The New York Times’ “Living in” real estate feature, which aims to impart a sense of the community to prospective residents, turned its gaze to Dyker Heights last week, calling it a “place that people deeply care for.”
While a significant chunk of the article focused on the famed Dyker Heights lights, it also looked at some of the year-round virtues and even some of its changing traits:
It remains a stable, relatively affordable enclave in a borough that has grown almost too popular for its own good, Ms. Manto said. And although Fort Greene, Downtown Brooklyn and even Bay Ridge next door have become way too pricey for the non-six-figure-salary set, it is her opinion that “when you work for the city, you should be able to live in the city.”
She left a job as a TV ad buyer after the attacks of Sept. 11, 2001, to pursue her dream of teaching. Her husband, following a similar path at that time, became a New York City police officer.
The fact that Dyker Heights is not just another part of hipster Brooklyn makes it all the better, she added. In such areas, cocktail lounges and artisanal boutiques are usually the signal that gentrification lurks just around the corner. “I would say that kind of thing isn’t happening over here,” Ms. Manto said, before catching herself. “I mean, at least not yet.”
So is Dyker Heights getting gentrified? As the home of the upper middle class and homes that “evoke the Mediterranean,” I’d say it’d certainly be a different kind of gentrification that in northern Brooklyn.

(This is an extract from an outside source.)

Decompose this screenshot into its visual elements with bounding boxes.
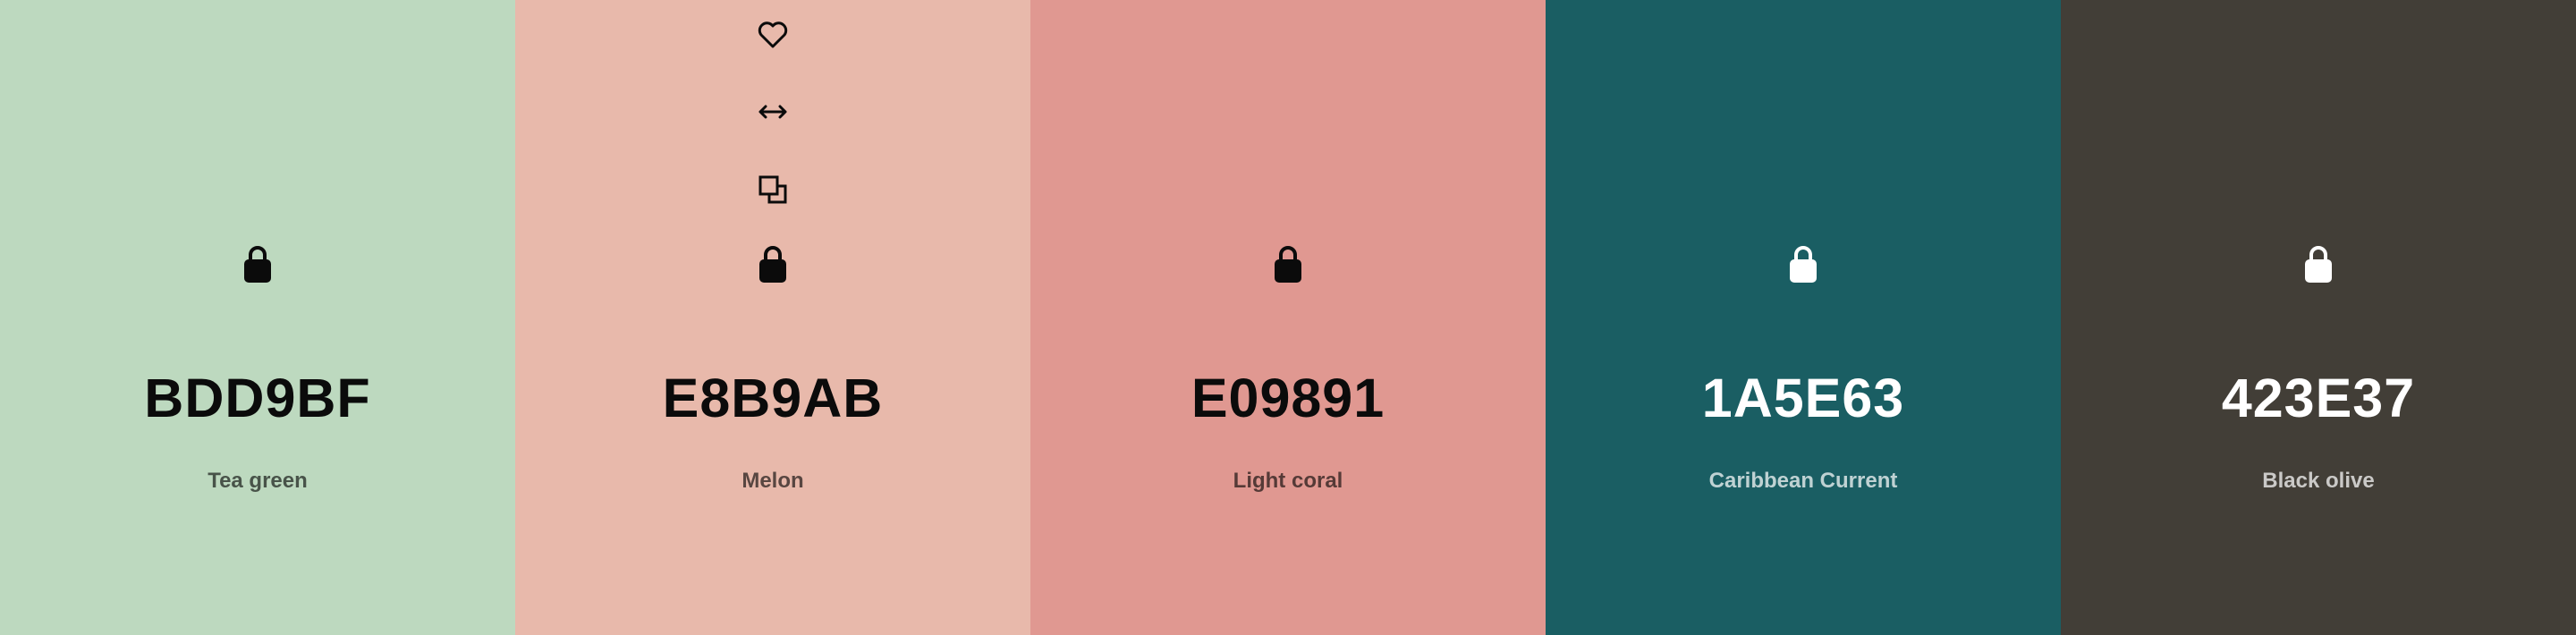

Regardless, cue the much deserved gushing over the area’s beautiful homes:
Perched on the slight ridge responsible for the “Heights” part of the name, these homes, which often evoke the Mediterranean, typically sit on roomy, tree-shaded lots measuring 80 by 100 feet. Even in the summer, they can seem lavishly decorated; a waterfall gurgles at a home at 11th Avenue and 83rd Street, surrounded by white goddess-like figures.
Recent home sales in the neighborhood have averaged $956,300, the paper reports. Definitely the kind of real estate steals that spur gentrification, right?